Value Opportunity in Negative Show Pools

Gambling

Moreno wins the Charles Town Classic in April, a race with a negative show pool since Shared Belief did not finish in the money. (Photo by Eclipse Sportswire)

In the Charles Town Classic Stakes on April 18, Daily Racing Form writer and handicapper Matt Bernier saw an opportunity. There was so much being bet to show on the odds-on favorite Shared Belief that it had created what is known as a “negative show pool” — a pool of money where such an overwhelming percentage of the pool is bet on a single horse to show that there’s barely even enough money on the other horses to cover the minimum $2.10 payout should the favorite finish in the top three. Bernier jumped all over it. He bet $2 on every horse to show except Shared Belief.

These pools aren’t common, but they pop up from time to time. These pools are caused either by huge favorites running in small fields, or by “bridge jumpers” — people placing huge bets to show on favorites looking for an easy 5% return on their money. They call these people “bridge jumpers” because if the bet loses, the backup plan is usually to jump off the nearest bridge.

The opportunity that a negative show pool offers an eagle-eyed gambler is the chance to make a big score for a small investment. The winners in pari-mutuel betting are paid out with the money from all the losing wagers. The fewer winners relative to the number of losers in any given bet means larger and larger payouts.

In a negative show pool, there are far fewer dollars bet on the non-favorite horses to show than there is on the favorite. In the unlikely event that the favorite finishes off the board, all that money from those lost show bets on the favorite gets paid out to the people holding other show tickets. Again, the favorite doesn’t need to just not win, it has to finish off the board completely.

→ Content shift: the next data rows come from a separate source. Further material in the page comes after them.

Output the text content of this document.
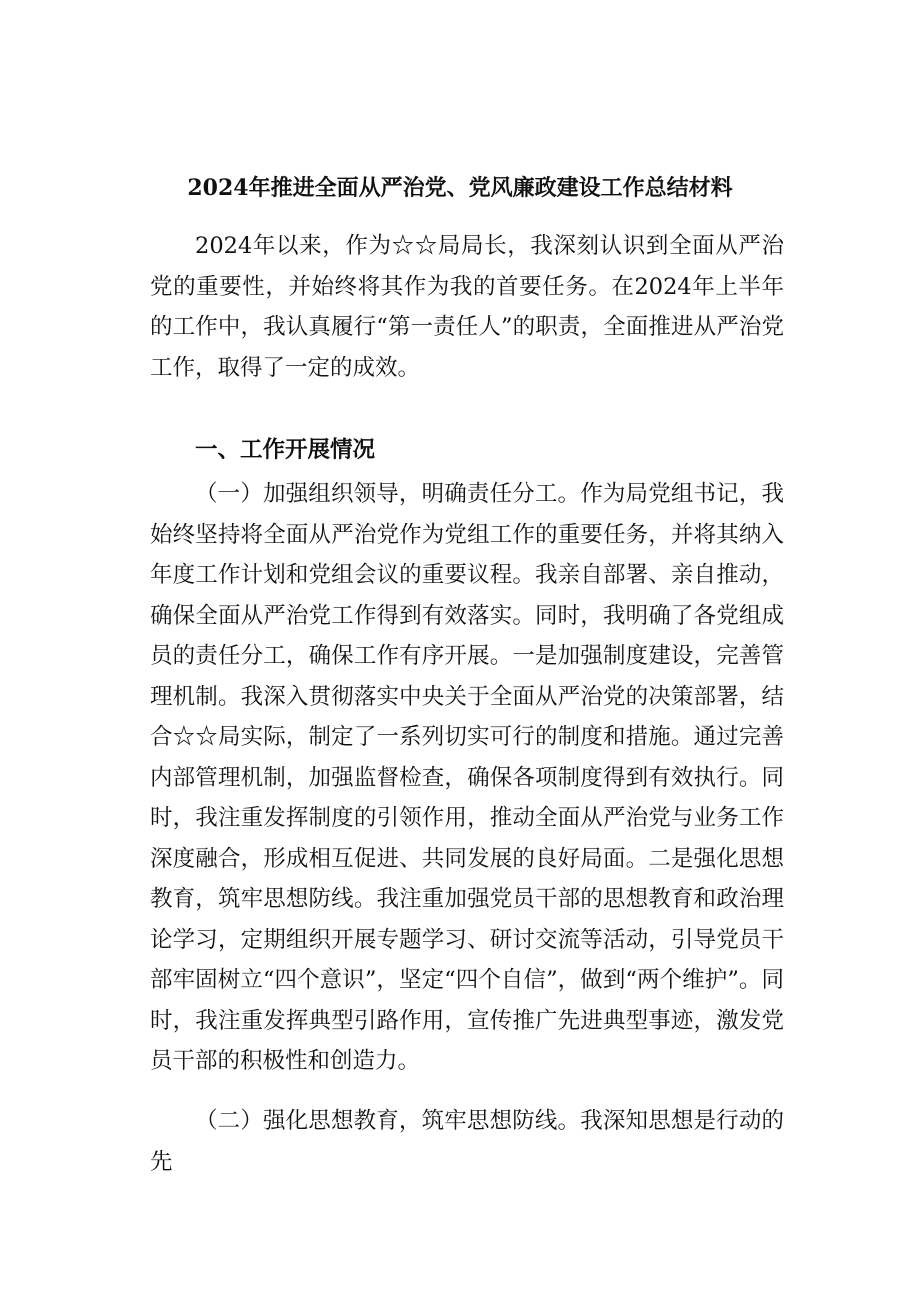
2024年推进全面从严治党、党风廉政建设工作总结材料
2024年以来，作为☆☆局局长，我深刻认识到全面从严治党的重要性，并始终将其作为我的首要任务。在2024年上半年的工作中，我认真履行“第一责任人”的职责，全面推进从严治党工作，取得了一定的成效。
一、工作开展情况
（一）加强组织领导，明确责任分工。作为局党组书记，我始终坚持将全面从严治党作为党组工作的重要任务，并将其纳入年度工作计划和党组会议的重要议程。我亲自部署、亲自推动，确保全面从严治党工作得到有效落实。同时，我明确了各党组成员的责任分工，确保工作有序开展。一是加强制度建设，完善管理机制。我深入贯彻落实中央关于全面从严治党的决策部署，结合☆☆局实际，制定了一系列切实可行的制度和措施。通过完善内部管理机制，加强监督检查，确保各项制度得到有效执行。同时，我注重发挥制度的引领作用，推动全面从严治党与业务工作深度融合，形成相互促进、共同发展的良好局面。二是强化思想教育，筑牢思想防线。我注重加强党员干部的思想教育和政治理论学习，定期组织开展专题学习、研讨交流等活动，引导党员干部牢固树立“四个意识”，坚定“四个自信”，做到“两个维护”。同时，我注重发挥典型引路作用，宣传推广先进典型事迹，激发党员干部的积极性和创造力。
（二）强化思想教育，筑牢思想防线。我深知思想是行动的先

You might be wondering how often a favorite in a negative show pool finishes out of the money, and the answer is simple — not very often at all. That’s why bridge jumpers make these large bets — it’s as good a shot as any to make a 5% ROI, they figure. So why not just follow their lead and make big show bets on big favorites and collect your nickel on the dollar, too? Because that is the classic “large risk, low reward” proposition. Over the long run, these bridge jumpers must be right 95% of the time.

Meanwhile, betting against them carries much less financial investment on the front end and is rewarded handsomely those few times the favorites run out of the money. Since we are horseplayers and not wall street tycoons, I’m assuming that we are looking for this kind of low risk, high reward scenario where we make fifty bucks on a $2 wager than a near-lock on winning a nickel.

According to Bernier, there are two ways that gamblers can try to make a score in a negative show pool.

“You can go a couple ways,” Bernier explains. “Either do what I did in the CT Classic and bet $2 on the rest of the field in hopes that the previously explained scenario plays out, or find one or two runners and make larger show wagers on them.”

In the Charles Town Classic this year, the odds-on, overwhelming favorite Shared Belief was eased during the race and finished last. The show payoffs for people who bet $2 were $23.30, $71.20, and $45.60. For Matt Bernier and anyone else employing this system to try to beat the negative pool, that’s $140 payoff for $16 in show bets. Not bad.